Russia’s agricultural collapse: Why Ukraine is following a similar path
Russia’s agricultural sector is spiraling into crisis. Sanctions are taking their toll—key industry metrics have crashed for the first time in years. While declines in 2022 and 2023 were masked by stolen grain from occupied territories, that resource is now depleted.
In Russia, agricultural investments are shrinking, and imported machinery increasingly fails, patched with homemade or Indian parts.
Without modern additives and active substances, the quality of agrochemicals and fertilizers is deteriorating. Together, these factors are slashing exports and costing billions.

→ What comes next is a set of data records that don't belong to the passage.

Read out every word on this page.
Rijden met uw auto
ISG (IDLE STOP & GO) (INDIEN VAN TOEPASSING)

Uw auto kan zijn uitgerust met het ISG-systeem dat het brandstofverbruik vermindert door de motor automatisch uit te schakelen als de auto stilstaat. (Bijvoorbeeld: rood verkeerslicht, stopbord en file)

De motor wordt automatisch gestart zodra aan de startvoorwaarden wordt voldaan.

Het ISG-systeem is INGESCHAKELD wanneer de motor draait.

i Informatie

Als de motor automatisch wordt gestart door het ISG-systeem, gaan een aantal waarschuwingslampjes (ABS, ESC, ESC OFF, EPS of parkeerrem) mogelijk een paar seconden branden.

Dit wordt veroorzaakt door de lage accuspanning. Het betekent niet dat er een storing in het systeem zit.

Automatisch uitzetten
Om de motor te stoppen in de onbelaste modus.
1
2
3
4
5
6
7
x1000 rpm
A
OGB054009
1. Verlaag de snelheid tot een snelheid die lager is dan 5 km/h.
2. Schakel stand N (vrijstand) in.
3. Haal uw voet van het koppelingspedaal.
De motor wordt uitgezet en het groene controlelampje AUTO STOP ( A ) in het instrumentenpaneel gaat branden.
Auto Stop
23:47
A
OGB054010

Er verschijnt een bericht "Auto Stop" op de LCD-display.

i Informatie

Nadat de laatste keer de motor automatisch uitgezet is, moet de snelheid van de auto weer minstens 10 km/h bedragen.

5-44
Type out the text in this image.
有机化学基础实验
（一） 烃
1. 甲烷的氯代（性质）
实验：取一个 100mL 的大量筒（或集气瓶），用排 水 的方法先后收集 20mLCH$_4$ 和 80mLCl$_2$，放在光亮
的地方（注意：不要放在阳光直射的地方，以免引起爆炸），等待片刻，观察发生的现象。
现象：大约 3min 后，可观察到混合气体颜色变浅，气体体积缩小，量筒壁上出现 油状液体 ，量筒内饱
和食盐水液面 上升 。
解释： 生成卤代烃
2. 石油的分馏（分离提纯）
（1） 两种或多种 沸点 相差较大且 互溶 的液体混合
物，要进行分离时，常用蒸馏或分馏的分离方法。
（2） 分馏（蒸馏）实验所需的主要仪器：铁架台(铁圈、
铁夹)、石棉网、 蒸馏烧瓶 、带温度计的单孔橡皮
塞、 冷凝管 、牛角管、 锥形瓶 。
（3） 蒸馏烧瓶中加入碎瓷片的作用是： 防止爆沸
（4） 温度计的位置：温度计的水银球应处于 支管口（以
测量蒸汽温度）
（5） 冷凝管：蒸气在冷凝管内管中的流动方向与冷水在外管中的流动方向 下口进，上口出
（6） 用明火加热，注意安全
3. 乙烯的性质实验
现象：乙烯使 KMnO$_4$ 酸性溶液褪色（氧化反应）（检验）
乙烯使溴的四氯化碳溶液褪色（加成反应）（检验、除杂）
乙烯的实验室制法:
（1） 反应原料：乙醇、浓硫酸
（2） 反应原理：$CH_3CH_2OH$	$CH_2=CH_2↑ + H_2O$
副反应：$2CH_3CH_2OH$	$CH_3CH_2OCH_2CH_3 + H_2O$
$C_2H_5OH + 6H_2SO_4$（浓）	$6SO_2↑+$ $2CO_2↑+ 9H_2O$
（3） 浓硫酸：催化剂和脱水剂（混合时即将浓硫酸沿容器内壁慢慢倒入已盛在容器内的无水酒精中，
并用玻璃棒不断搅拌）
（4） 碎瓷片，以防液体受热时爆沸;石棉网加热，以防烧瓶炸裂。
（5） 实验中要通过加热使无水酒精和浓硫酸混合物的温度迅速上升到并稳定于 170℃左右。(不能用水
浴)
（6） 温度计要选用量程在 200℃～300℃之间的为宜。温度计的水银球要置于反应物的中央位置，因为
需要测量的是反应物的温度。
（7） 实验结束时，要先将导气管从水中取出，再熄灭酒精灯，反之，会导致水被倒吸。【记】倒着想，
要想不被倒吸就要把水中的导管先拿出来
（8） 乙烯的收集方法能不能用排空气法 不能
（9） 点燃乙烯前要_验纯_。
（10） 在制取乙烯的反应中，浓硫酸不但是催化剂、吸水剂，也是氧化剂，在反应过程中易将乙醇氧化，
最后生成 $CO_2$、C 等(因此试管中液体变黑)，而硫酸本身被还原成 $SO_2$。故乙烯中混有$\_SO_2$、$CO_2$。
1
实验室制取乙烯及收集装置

Return to the plow and locusts
According to a USDA forecast (U.S. Department of Agriculture), Russia’s grain yields will drop this year: corn by 27%, oats by 12%, and wheat by 11%.
Russian farming quality was already on par with Pakistan and Ethiopia in the past. For instance, last year’s wheat yield in the aggressor state hit 29 centners per hectare (hailed as an achievement), compared to 30 in Ethiopia and 31 in Pakistan.
Yet Russia did not owe this to Putin’s diligence but to Western agrotechnology and equipment. Their use boosted grain yields by a third over the past decade: from an average 20 centners per hectare to 30, sometimes higher in favorable years.
Combined with vast fields, this made Russia a top grain exporter. Gross wheat harvests rose from 70 million tons annually in the 2000s to 92 million last year.